Shane had carefully untangled it, and laid it out in a precise circle, before taking the photo.
Ilya had managed to put what he’d done out of his mind, the moment he’d stepped away from Shane’s jacket. Now, in the stark light of the Bears locker room, it’s clear how far he’s overstepped.
He supposes there’s nothing for it, now. Gift for you, he types. Then he hits send, tosses his phone back into his stall, and leaves it there while he heads off to shower.
When he returns, however, he can’t stop himself from immediately reaching for his cell, turning it over to see two new texts up on the screen. It’s so nice, Shane had written. And then, Is it vintage?
Ilya chews on his lip. He types out a few attempts at responses, quickly deletes them. Eventually settles on, Yes.
He can’t bring himself to ask for a photo of it on Shane’s wrist.
Shane would have sent one, if he’d asked. Ilya knows this, just as he knows Shane is braver than he is.
*
Two months later, in Montreal, Shane comes skating up to the neutral zone during warmups. He stops, then turns his back to Ilya before folding into a frog stretch on the opposite side of the red line. “Hi,” he says, over his shoulder.
Ilya, folded down into the ice with his knee pulled up as close to his chest as he can manage, grunts, “Careful. Your guard dog will come barking.”
“My guard dog?” Shane pauses. He’s still turned away from Ilya, but Ilya can hear him snort a moment later. “Oh, you mean Hayden. Funny. Anyway. My right shoulder’s sore. Nothing serious, but.” He doesn’t finish the sentence.
Ilya relaxes his knee with a grunt, rises up from his stretch. “Will hit you in left shoulder, then,” he says.
Shane gets to his skates, too. “I’d expect nothing less,” he says, and glides away.

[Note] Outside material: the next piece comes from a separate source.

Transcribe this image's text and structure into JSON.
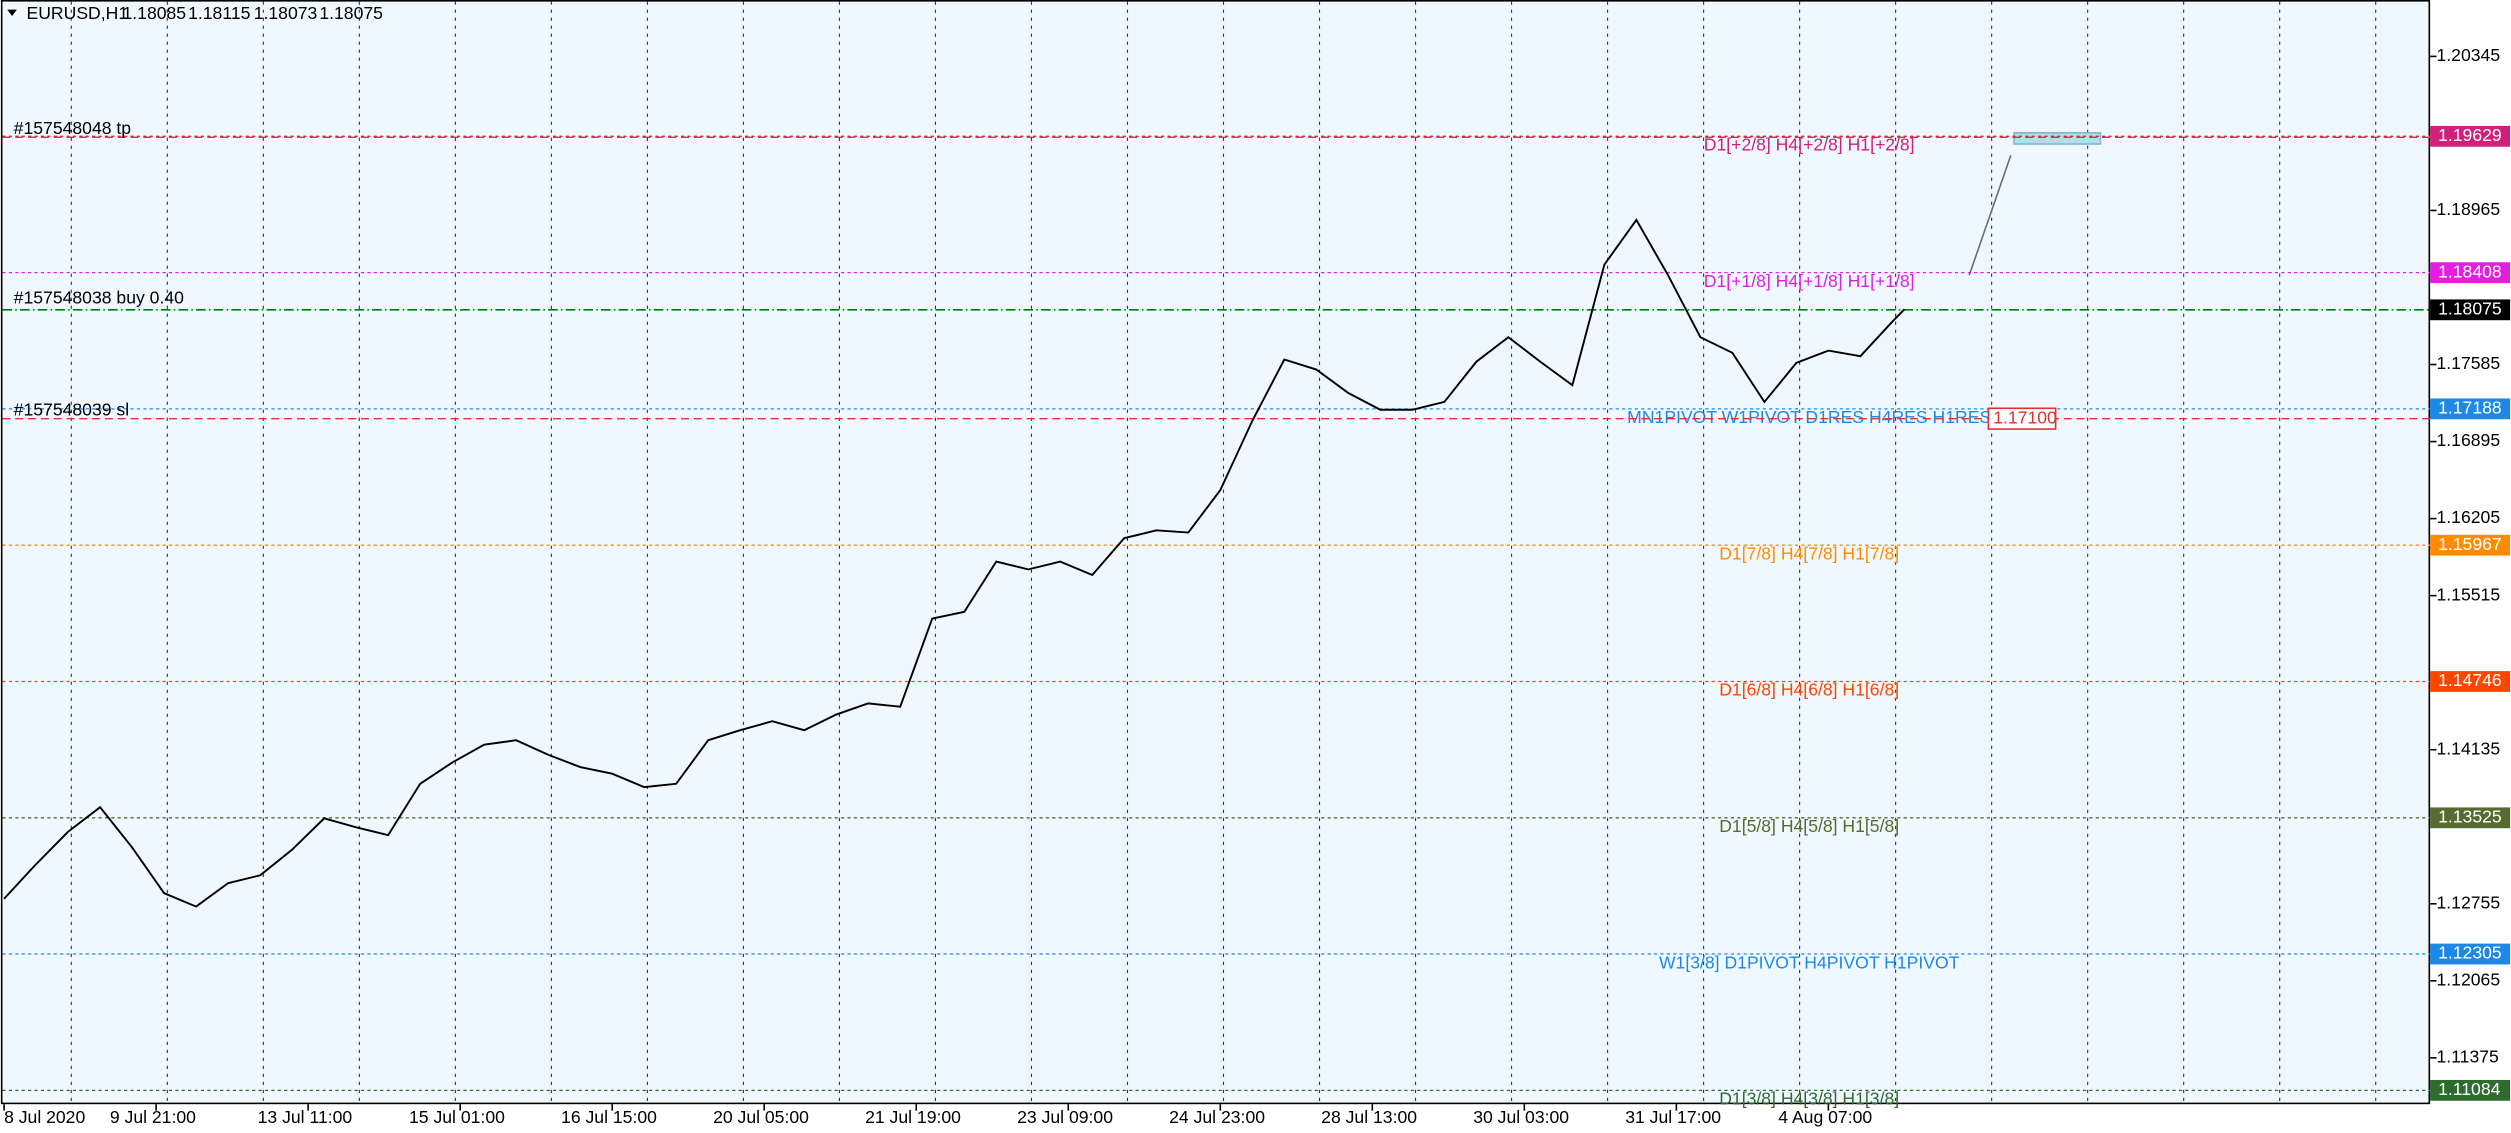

The rest of warmups and the national anthems feel like things Ilya has to make it through to speak with Shane again. And then they’re over, and the crowd is buzzing, and Shane’s back in front of Ilya, gliding up opposite him in the circle, where the ref is waiting to drop the puck.
Shane grins at Ilya. He bends down. “Good luck, Rozanov,” he says, and plants his stick on the other side of the dot.
Ilya looks down in time to catch a glint of gold just inside the edge of Shane’s right-hand glove.